I graduated high school in '85, so my first year at WAIT was 86. I was so excited and daunted. My problem was that I was not very good at dealing with the fright of the big smoke and the big campus. I was always scared, and I wasn't very good at, I suppose, being there so I sort of started crashing down. I didn't achieve very well, I started failing units, and I just felt that I didn't belong. It didn't work out that well. So, I'm sort of, within that first year I said to my mum and Dad, “I think I'm going to have to drop out. I can't do this, I don't belong here.” I just felt like everyone else was big and important and cool and I was just scared of the whole thing. But mum and dad said, “No, you're not dropping out until you get a job, so if you get a job then you can drop out.” So, I thought, well this going to be a bit hard. So, I wrote to every TV station, radio station in WA and the head of community newspapers. And the Waneroo community newspapers editor was the only one who wrote back and said come in. So, based on the university essay that I had written up until that point, he gave me a job! And that was the beginning of my career. So, I only did 18 months at WAIT in the end.
How, apart from being intimidating, would you describe your short experience at WAIT?
It was a bittersweet experience, and sort of got the better of me. I always felt bad, I sometimes wish I had stayed. But it made me grow up, I felt like I grew up. I felt like it took me from the country into the city and it helped me become an adult. I wished I had stayed, I wish I had taken advantage of everything that Curtin was. I wish I had been able to learn because the lectures were fantastic. I remember sitting in those lecture theatres and the first day they said half of you will drop out. You won't make it.
Wow.
Yeah, it was a bit negative in those days. And I thought that's going to be me. And I looked around and I thought everyone is cooler and better and smarter than me. So, I'm not the fairy tale unfortunately, but I've spent thirty-odd years as a journalist and you know, you get sent to a story and it's not necessarily the story you think it is. And that's my story.
Do you have any memories of Grok Magazine and the student Guild?
Yes, I can remember the Student Guild, but I can't remember much about the magazine. I can just remember walking into the Guild, and I just thought everyone was sort of more senior and busier, and as I said, cooler than me. I just I didn't know how to become a part of it. I didn't know how to be accepted. I didn't know how to join in. I felt quite sad about that to be honest because lots of people have such fond memory university days and I didn't really. I don't in any way blame the university, I blame myself. It's just one of those things that didn't work out. I'm sure in nowadays they have much better system to try to include, you know, little lost country kids.
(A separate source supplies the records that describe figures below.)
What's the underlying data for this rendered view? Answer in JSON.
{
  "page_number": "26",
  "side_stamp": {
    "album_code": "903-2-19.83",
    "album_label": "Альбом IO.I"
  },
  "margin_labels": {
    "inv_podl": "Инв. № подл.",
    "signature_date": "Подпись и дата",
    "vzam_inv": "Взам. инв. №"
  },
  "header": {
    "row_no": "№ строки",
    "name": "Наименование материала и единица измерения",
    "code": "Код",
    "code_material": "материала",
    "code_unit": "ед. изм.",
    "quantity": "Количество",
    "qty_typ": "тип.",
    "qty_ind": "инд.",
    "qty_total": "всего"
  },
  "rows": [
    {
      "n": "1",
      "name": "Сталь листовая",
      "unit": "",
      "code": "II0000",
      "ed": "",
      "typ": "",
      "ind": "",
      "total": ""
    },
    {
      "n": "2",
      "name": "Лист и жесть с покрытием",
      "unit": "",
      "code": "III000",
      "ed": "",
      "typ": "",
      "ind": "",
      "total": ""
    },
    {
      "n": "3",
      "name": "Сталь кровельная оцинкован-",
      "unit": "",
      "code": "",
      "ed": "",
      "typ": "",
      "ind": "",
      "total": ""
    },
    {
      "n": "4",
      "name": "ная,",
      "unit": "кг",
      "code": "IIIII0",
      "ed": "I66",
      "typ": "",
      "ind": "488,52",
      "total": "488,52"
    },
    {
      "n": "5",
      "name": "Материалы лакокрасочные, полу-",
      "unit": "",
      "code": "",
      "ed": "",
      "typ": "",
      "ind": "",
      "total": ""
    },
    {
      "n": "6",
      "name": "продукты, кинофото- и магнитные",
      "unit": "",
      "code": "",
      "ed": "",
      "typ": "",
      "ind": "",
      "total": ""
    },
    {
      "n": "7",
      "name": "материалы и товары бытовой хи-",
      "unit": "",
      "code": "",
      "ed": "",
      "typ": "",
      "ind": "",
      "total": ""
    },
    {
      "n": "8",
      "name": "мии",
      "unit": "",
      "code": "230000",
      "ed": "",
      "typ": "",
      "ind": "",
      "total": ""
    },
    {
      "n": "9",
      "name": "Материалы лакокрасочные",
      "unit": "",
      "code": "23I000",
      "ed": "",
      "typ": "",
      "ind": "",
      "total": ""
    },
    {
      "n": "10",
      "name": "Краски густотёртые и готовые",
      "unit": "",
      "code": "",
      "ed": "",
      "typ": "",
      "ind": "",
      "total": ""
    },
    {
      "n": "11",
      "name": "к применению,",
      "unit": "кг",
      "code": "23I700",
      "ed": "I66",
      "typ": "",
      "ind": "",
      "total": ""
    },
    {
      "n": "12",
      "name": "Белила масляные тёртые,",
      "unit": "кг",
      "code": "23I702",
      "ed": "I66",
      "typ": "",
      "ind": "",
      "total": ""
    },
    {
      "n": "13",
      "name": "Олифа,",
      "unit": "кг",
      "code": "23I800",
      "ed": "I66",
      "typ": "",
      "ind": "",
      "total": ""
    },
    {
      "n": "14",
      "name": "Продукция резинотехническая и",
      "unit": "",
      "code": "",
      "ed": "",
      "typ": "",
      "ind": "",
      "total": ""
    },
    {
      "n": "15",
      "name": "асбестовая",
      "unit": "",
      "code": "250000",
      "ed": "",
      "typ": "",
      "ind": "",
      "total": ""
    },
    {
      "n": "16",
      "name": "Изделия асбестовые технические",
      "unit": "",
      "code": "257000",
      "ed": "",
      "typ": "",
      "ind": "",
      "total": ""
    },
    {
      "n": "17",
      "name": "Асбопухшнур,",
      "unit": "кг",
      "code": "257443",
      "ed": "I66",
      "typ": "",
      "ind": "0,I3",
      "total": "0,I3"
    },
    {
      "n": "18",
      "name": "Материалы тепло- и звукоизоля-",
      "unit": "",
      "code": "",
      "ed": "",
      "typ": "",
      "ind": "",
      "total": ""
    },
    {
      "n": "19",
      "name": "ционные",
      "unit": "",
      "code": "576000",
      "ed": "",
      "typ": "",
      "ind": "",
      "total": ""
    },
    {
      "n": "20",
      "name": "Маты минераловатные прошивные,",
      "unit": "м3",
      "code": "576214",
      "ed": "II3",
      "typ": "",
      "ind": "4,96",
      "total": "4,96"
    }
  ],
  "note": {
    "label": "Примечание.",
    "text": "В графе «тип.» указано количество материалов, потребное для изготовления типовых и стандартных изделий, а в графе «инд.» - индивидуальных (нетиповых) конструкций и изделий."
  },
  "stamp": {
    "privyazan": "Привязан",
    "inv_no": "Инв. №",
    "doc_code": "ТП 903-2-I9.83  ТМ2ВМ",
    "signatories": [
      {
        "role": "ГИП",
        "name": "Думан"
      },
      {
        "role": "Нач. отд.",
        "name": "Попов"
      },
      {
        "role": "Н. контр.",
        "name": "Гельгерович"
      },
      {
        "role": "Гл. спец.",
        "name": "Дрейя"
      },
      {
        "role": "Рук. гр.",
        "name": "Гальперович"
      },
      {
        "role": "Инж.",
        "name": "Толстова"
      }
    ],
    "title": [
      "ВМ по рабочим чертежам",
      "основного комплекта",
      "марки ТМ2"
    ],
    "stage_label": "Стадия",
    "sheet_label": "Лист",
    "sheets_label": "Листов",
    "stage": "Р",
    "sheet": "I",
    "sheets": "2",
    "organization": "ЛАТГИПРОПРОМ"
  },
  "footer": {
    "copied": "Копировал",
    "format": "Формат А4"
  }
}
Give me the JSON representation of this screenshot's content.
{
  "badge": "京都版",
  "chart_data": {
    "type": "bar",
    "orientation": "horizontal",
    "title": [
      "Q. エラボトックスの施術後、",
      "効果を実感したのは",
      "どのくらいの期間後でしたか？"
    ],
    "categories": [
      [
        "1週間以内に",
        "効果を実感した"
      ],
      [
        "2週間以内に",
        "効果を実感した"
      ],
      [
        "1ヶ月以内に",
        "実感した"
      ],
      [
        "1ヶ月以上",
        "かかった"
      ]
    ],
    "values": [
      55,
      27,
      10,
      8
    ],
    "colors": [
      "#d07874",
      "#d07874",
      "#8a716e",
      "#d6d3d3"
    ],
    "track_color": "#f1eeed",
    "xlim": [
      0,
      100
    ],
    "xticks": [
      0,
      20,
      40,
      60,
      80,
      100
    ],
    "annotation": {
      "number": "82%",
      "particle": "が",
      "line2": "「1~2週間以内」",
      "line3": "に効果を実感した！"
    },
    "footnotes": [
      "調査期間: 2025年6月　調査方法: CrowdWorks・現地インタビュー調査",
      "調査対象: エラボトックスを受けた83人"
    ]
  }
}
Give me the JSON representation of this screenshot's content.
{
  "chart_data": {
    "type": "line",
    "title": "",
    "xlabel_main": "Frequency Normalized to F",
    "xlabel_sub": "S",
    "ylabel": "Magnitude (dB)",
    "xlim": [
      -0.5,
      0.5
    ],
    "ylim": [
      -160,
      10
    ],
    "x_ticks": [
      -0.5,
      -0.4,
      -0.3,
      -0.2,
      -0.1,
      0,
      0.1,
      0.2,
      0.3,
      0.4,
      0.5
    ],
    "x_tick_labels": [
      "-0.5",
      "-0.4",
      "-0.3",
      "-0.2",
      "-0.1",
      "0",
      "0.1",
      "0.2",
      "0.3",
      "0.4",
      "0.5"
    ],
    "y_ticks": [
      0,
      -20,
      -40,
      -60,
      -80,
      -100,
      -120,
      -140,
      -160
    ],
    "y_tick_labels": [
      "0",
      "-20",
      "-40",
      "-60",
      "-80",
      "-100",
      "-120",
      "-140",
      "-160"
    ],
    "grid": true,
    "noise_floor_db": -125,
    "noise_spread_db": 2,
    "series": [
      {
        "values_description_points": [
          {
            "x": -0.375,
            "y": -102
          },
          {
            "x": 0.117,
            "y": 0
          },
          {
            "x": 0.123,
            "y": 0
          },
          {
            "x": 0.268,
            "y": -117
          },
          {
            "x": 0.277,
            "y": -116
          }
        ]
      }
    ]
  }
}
How would you say your studies at Curtin, though quite brief, had contributed to your career and who you are as a person today?
It definitely helped shape me. It helped make me who I am, and it toughened me. I think I definitely needed it, I needed to be thrown from my little happy country upbringing into the real world. And it was scary for me and I needed that to become a journalist. I had a fantastic country upbringing, but you can't become a journalist if you're in your happy little safety zone. Going to Curtin threw me into a world of different people, a whole new world essentially. And even though it wasn't for me, it made me think, now what do I need to do? That's what happens in life, you find yourself in a situation you don't expect to encounter, and you have to think, now what do we do? And that shapes you—it's a good thing. It sometimes takes, you know, a year or two or five or 10 for you to look back and think, that was actually a good thing, a very good thing—a great reality check.